In relation to embedded devices, their standard mode of deployment would suggest that at most, a small number of tailored procedures/programs/algorithms would ever be run on them, mainly focusing on servicing a particular task. It would be reasonable to assume that the extensive collection of software packages that come pre-built on modern operating system distributions would, for the most part, never be required and, in many cases, not be relevant to the task associated with the embedded system. The effect of the inclusion of software within an operating system build, not depended upon by the embedded application, has been considered by Shizukuishi and Matsubara in [
7]. Their work focuses on the deactivation of Linux build configuration options and the subsequent impact on memory usage and power consumption. Their analysis was undertaken on a Raspberry Pi 3B. Power measurements were captured using a similar setup to what was used in [
4]. Their findings show that the deactivation of the kernel build config options can have a statistically significant effect on overall system memory usage. However, no significant effect was observed concerning power consumption.

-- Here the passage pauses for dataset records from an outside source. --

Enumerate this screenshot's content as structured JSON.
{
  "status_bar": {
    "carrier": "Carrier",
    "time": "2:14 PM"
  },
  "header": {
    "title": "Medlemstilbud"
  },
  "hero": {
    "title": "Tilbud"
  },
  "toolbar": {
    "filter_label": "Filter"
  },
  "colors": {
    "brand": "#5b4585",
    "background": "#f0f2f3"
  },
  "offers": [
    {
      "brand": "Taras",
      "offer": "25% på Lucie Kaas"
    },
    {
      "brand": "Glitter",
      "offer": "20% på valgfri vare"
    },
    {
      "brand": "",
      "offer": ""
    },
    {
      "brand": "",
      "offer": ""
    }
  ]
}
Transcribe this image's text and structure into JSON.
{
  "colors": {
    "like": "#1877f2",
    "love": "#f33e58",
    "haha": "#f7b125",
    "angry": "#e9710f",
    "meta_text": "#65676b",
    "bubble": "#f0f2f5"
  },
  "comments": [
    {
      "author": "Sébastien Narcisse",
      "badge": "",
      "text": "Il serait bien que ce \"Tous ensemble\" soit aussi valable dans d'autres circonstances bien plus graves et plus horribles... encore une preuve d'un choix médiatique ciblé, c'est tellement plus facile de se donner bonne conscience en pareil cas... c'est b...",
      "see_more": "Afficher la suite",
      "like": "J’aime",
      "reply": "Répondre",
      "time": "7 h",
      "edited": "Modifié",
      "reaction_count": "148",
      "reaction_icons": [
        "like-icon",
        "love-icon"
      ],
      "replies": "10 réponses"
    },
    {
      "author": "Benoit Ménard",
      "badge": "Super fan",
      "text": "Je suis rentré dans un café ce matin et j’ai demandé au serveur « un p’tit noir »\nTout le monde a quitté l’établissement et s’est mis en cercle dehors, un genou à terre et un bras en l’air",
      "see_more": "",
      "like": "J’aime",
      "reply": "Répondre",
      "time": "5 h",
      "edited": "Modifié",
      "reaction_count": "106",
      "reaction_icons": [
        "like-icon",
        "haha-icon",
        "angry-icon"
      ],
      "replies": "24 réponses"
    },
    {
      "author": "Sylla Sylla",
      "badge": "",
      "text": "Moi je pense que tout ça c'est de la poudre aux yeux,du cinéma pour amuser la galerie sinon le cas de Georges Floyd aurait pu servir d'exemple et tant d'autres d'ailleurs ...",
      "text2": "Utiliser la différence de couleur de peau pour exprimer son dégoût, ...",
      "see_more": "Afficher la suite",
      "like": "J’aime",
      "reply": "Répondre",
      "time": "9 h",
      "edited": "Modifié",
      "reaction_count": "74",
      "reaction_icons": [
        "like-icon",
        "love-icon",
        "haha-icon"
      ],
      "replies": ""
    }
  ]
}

From an operating system perspective, the complex procedure that consists of a number of boot-up phases has been considered. Within IoT devices, this boot-up process can be costly from a time perspective as well as from the perspective of the energy consumed in the process. Amirtharaj, Groot, and Dezfouli in [
39] present their findings in relation to the boot-up procedure associated with a Linux operating system running on the Raspberry Pi 3 and Raspberry Pi Zero Wireless platform, in addition to the impact of SD card memory sizes. Like previous studies, their work utilizes the EMPIOT Energy Measurement Platform for the capturing and measurement of energy consumption. Their work specifically focuses on duty-cycle performance during boot-up and the effect of thinning the modules started in the boot-up phase, their results suggesting that unit configuration can have a significant impact on overall energy consumption across boot-up.